Pulverized Asteroid around Distant Star Was Full of Water
It is the first discovery of a rocky and watery body beyond our solar system. The rubble appears to be the remains of a destroyed planetary system around the white dwarf GD 61, 170 light years away. The debris may give insights into how planets get their oceans, as scientists theorise that the oceans on Earth arrived via comet and asteroid impacts.

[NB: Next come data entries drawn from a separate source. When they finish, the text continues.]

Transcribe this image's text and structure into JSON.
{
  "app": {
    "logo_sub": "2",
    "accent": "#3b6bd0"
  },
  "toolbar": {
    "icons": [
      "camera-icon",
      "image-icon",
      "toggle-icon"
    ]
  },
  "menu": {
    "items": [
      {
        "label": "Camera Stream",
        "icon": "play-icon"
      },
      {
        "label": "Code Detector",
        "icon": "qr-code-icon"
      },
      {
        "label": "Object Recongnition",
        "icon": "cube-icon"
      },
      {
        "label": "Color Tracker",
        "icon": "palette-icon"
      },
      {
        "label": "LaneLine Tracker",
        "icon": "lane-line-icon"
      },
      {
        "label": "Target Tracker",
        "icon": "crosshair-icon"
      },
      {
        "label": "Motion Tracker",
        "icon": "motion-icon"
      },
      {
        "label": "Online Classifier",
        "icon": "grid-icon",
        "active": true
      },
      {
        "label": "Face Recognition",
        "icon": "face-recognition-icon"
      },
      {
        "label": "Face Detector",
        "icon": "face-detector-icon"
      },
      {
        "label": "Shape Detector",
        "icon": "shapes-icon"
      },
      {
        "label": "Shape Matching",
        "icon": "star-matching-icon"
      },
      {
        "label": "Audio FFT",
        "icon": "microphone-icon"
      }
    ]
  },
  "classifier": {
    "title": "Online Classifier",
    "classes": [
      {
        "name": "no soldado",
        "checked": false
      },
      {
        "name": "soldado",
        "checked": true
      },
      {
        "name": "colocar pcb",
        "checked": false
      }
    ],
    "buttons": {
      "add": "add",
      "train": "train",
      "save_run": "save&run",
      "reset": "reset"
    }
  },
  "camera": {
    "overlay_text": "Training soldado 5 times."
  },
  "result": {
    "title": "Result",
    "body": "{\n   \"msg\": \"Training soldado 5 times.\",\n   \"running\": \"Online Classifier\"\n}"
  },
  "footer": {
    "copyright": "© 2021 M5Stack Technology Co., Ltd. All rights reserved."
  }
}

The researchers used the Hubble Space Telescope’s Cosmic Origins Spectrograph to observe GD 61 and split its light into constituent colors, revealing the chemicals it contains. They found magnesium, iron, silicon and other heavy elements, which wouldn’t exist naturally on the surface of a white dwarf, suggesting that they fell onto the star from an orbiting object. The researchers also found a huge excess of oxygen—an amount, they say, that indicates the asteroid polluting the star’s surface was originally composed of 26 percent water. That’s pretty wet—Earth, by contrast, is only 0.02 percent water. “This work marks the first detection of water-rich rocks in exoasteroids, and is an important step in developing a comprehensive picture of exoplanetary systems,” says Kevin France of the University of Colorado at Boulder, who wasn’t involved in the research.

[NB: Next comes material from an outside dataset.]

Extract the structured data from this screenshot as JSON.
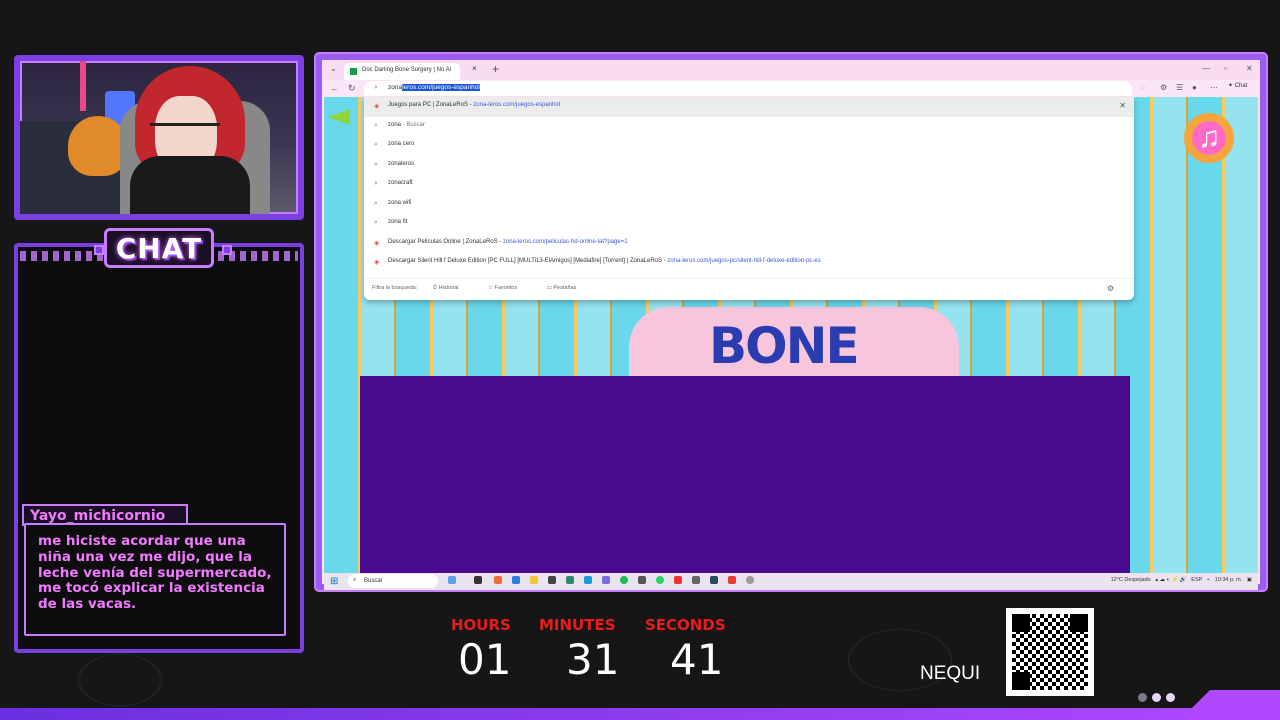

The find could be significant, because theorists think Earth, having formed too close to the sun for water to survive, got its oceans from just such large, wet asteroids that impacted it long ago. “We’ve got the same kind of object which probably delivered Earth’s oceans, and we found this around another star,” says research leader Jay Farihi at the University of Cambridge in England. The discovery, he says, is a step in the quest to find habitable worlds, and maybe even life, beyond Earth. “This goes beyond planets in the habitable zone. We have some actual chemistry that tells you the ingredients for habitable planets were there.”
Some experts aren’t convinced that the oxygen found on the surface of the white dwarf is a clear sign that water existed on an orbiting asteroid, however. “The link of the pollution of a white dwarf to the inventory of water in an earlier planetary system is a very interesting scientific question still under investigation,” says exoplanet researcher Lisa Kaltenegger of Harvard University and the Max Planck Institute for Astronomy in Germany, who was not involved in the research. Claire Moutou, another exoplanet specialist at the Laboratory of Astrophysicsof Marseille in France, agreed. “I find the analysis/conclusions of the paper reasonable, as far as the amount of oxygen available to lie in H2O molecules is concerned. The interpretation of the origin of this water content is more speculative.”
The scientists behind the project, which is detailed in the October 11 issue of Science, say they took pains to verify that the chemicals they see really do prove the destroyed asteroid had water. They observed the star GD 61 in many wavelengths through many telescopes, including NASA’s Spitzer Space Telescope and two instruments on the W. M. Keck Observatory in Hawaii, along with Hubble. “The authors seem to have done a careful job of cataloguing the elements and searching for reasons to explain away the oxygen excess,” says debris disk expert John Debes of the Space Telescope Science Institute in Baltimore. “The detection of hydrogen in addition to the oxygen is a really convincing signature of water.” The finding sheds light on how planets form and evolve, adds Brice-Olivier Demory, an exoplanet researcher at the Massachusetts Institute of Technology who also was not involved in the research. “This is a startling result strengthening the fact that water can be found in a very diverse range of environments.”